The boss I loved and hated looked like Albert Einstein with a tan, thanks to Clinique bronzer.
I never really did hate him. I was just super upset 'cause he made me cry in front of the whole staff that one time. I don't cry easily, but he could be vicious. He reminded me of that nursery rhythme. You know. The one that says, "And when she was good she was very, very good. But when she was bad, she was horrid." Change the she to he and you've got my old boss.
"That won't happen again," I said that morning as I put lipstick on my mad mouth. That incident taught me a valuable life lesson. Negative behavior without negative consequences will never stop.
So the next time he was mean, I was mean right back. In a respectful, passive aggressive way, of course. Within an hour, he brought me cocoa in a china cup. With marshmallows and Walker shortbreads.
When he went out for lunch that day, he came back with a white flag, 'cept it was black. It was a vintage purse that looked like a beaded shoe box. I reckon Miss Fran, of Miss Fran's What Not Shop 'round the corner, told him I'd had my eye on it. Apology accepted.

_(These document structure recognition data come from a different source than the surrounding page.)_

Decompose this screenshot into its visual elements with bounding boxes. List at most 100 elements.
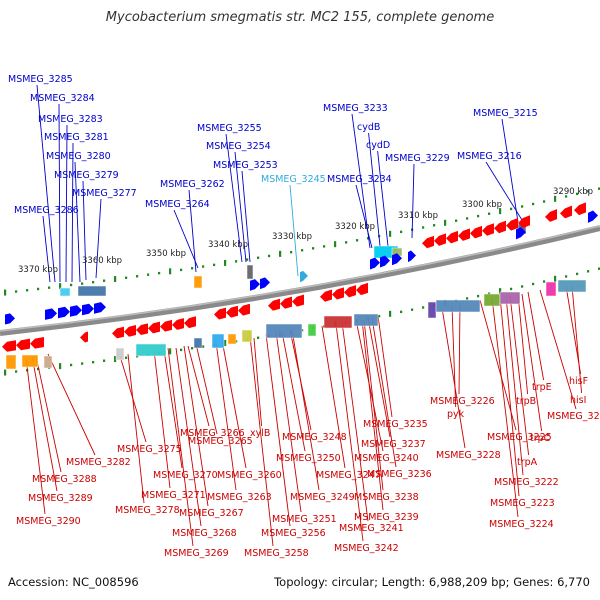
ruler-dot [158,271,161,275]
leader-line [479,299,517,431]
gene-label-msmeg-3245: MSMEG_3245 [261,174,326,185]
ruler-dot [180,348,183,352]
forward-leader-lines [36,84,523,283]
ruler-major-tick [169,348,172,355]
ruler-dot [15,290,18,293]
leader-line [509,295,530,456]
reverse-gene-arrow [148,321,160,334]
reverse-gene-arrow [16,338,30,351]
reverse-gene-arrow [494,220,506,234]
feature-box [307,323,317,337]
leader-line [275,331,302,513]
gene-label-msmeg-3290: MSMEG_3290 [16,516,81,527]
forward-gene-arrow [260,277,270,290]
forward-gene-arrow [516,227,526,240]
gene-label-msmeg-3253: MSMEG_3253 [213,160,278,171]
ruler-dot [15,370,18,373]
ruler-dot [147,273,150,276]
leader-line [35,355,62,473]
ruler-major-tick [59,283,62,290]
gene-label-msmeg-3218: MSMEG_3218 [547,411,600,422]
leader-line [363,319,384,491]
gene-label-msmeg-3225: MSMEG_3225 [487,432,552,443]
map-title: Mycobacterium smegmatis str. MC2 155, co… [105,10,495,25]
ruler-dot [81,282,84,285]
ruler-major-tick [224,339,227,346]
ruler-dot [477,294,480,298]
leader-line [47,353,96,456]
gene-label-msmeg-3262: MSMEG_3262 [160,179,225,190]
reverse-gene-arrow [422,235,434,249]
ruler-dot [576,272,579,276]
gene-label-msmeg-3254: MSMEG_3254 [206,141,271,152]
gene-label-msmeg-3242: MSMEG_3242 [334,543,399,554]
reverse-gene-arrow [320,289,332,302]
leader-line [188,189,197,273]
leader-line [221,339,247,469]
gene-label-msmeg-3223: MSMEG_3223 [490,498,555,509]
ruler-dot [411,308,414,311]
feature-box [193,275,203,289]
ruler-dot [103,359,106,362]
reverse-gene-arrow [124,325,136,337]
gene-label-msmeg-3215: MSMEG_3215 [473,108,538,119]
feature-box [427,301,437,319]
ruler-dot [268,254,271,258]
reverse-gene-arrow [482,223,494,236]
reverse-gene-arrow [292,294,304,307]
feature-box [483,293,501,307]
gene-label-msmeg-3265: MSMEG_3265 [188,436,253,447]
reverse-gene-arrow [434,233,446,246]
gene-label-msmeg-3250: MSMEG_3250 [276,453,341,464]
ruler-major-tick [499,208,502,215]
genome-backbone [0,225,600,336]
forward-gene-arrow [300,270,308,283]
ruler-dot [422,226,425,229]
forward-gene-arrow [45,308,57,320]
feature-box [545,281,557,297]
gene-label-cydb: cydB [357,122,380,133]
leader-line [351,113,371,249]
feature-box [43,355,53,369]
ruler-dot [312,247,315,250]
ruler-dot [92,280,95,284]
leader-line [289,184,299,277]
ruler-dot [257,336,260,339]
feature-box [323,315,353,329]
gene-label-msmeg-3229: MSMEG_3229 [385,153,450,164]
ruler-dot [510,207,513,211]
ruler-dot [565,195,568,198]
reverse-gene-arrow [332,287,344,300]
gene-label-msmeg-3282: MSMEG_3282 [66,457,131,468]
gene-label-msmeg-3271: MSMEG_3271 [141,490,206,501]
leader-line [505,295,524,476]
gene-label-msmeg-3251: MSMEG_3251 [272,514,337,525]
leader-line [321,325,346,469]
leader-line [175,347,202,527]
leader-line [355,184,373,249]
ruler-dot [466,217,469,220]
gene-label-trpc: trpC [530,433,551,444]
leader-line [527,291,545,381]
leader-line [361,319,384,511]
gene-label-msmeg-3258: MSMEG_3258 [244,548,309,559]
ruler-dot [598,187,600,190]
ruler-dot [235,260,238,263]
reverse-gene-arrow [458,228,470,241]
leader-line [36,84,56,283]
gene-label-msmeg-3284: MSMEG_3284 [30,93,95,104]
ruler-dot [466,297,469,300]
gene-label-msmeg-3248: MSMEG_3248 [282,432,347,443]
ruler-dot [510,287,513,291]
ruler-dot [81,362,84,365]
leader-line [371,317,397,468]
ruler-major-tick [499,288,502,295]
ruler-major-tick [334,241,337,248]
leader-line [289,329,312,431]
leader-line [215,341,237,491]
feature-box [353,313,379,327]
gene-label-msmeg-3239: MSMEG_3239 [354,512,419,523]
gene-label-msmeg-3268: MSMEG_3268 [172,528,237,539]
ruler-dot [576,192,579,196]
reverse-gene-arrow [356,282,368,296]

I think my boss started inviting me to all his social events because I was clever and had the knack of looking "just right" no matter what. I read Vogue and Elle on my lunch hours to make sure I'd get an approving nod, not an eyeroll, when he came downstairs every morning at nine.
He didn't bat an eye the Monday I came into the office with flaming red hair. I'd been a model in a hairshow over the weekend. The hairstylist--a cross between Edward Scissorhands and Conan the Barbarian--shaped my hair like a Christmas wreath right after he colored it the shade of a brake light. "Red hair is all the rage in Paris," I told my boss. He nodded like he knew it before I did.
My boss wasn't the only meanie in the office. His dog was a tyrant too. The beast weighed more than I did. He had a canine major in security training with a minor in dark-skinned men wearing hoods. In the three years I worked there, the dog bit every employee but me. I had the dog figured out though. Just like I had my boss. Whenever I heard the designers leave, I'd throw a Milk Bone in the back of his crate. He'd lumber in and I'd slide the lock shut with a yard stick.
Whenever my boss's picture was in the society pages, his dog was usually beside him. They were both local celebrities. The dog came to all my boss's parties. No one peeped when he sidled up to the buffet, turned his head sideways and inhaled an entire pate. Everyone tittered behind their fingers when he peed for five minutes straight, right there beside the baby grand piano. The pee ran downhill 'cause the townhouse was built in the early 1800's. Everyone just stepped to the side when the canine creek came their way.
After we made our peace, being the office manager in his interior design firm became my favorite job ever. My boss was the most brilliant and creative man I've ever known. Everywhere you looked in his townhouse, there was something beautiful, interesting or unique.
He'd make striped wallpaper go left, right instead of up, down. He covered the walls of his parlor with beautiful scarlet tablecloths he'd found on sale at Big Lots. He had us paint the bulbs on nine strands of red Christmas lights with purple nail polish to get the exact hue he was looking for. He taught me how to shine ivy leaves with mayonaise so they'd look pretty on a cheese tray. He turned me on to trash picking too. You can find some pretty neat stuff on the curb if you keep your eyes peeled.
At the end of my second year, he became generous with me. It was like he was the Grinch and I was Cindy Lou Who. He gave me boxes of old fabric samples--stuff that was worth a hundred dollars a yard. He asked me if I wanted his old Ralph Lauren sports coats, the ones from Saks Fifth Avenue, 'cause we were the same size. I still wear the black and red plaid one with suede elbow patches. It looks sharp with black skinny jeans.
My boss took my husband and me to our first opera. He smiled and handed me his handkerchief when I teared up over some aria. He invited us to our first ball. His eyes got big when my husband and me walked into the ballroom that he'd decorated to look like Egypt. I had on a sheer, black beaded dress from the '20's. It had a nude lining but if you glanced at me real quick, you'd think I was . . . Well, you know.
One time he gave us tickets to the ballet. I've never been back. Don't think it's my thing. I fell asleep actually. Might've had something to do with the fact that it was the ballet version of Anne Frank and all the dancers were wearing grey scrubs.
When I look around my house today, I see all kinds of stuff from my boss. Drapes, pillows, chairs, vases. My black beaded purse. Stuff he gave me for free and stuff he gave me at a really good price. He was German, after all.
When I called to tell him I was quitting to stay home with our first child, he told me I was doing the right thing. Threw me a baby shower too. Made the women promise not to talk about our girl parts though.
On my last day, he hugged me and told me he'd miss me. He did too. He kept having me come back in to train the new me's. They never lasted very long. I think it's 'cause they never learned to be mean back.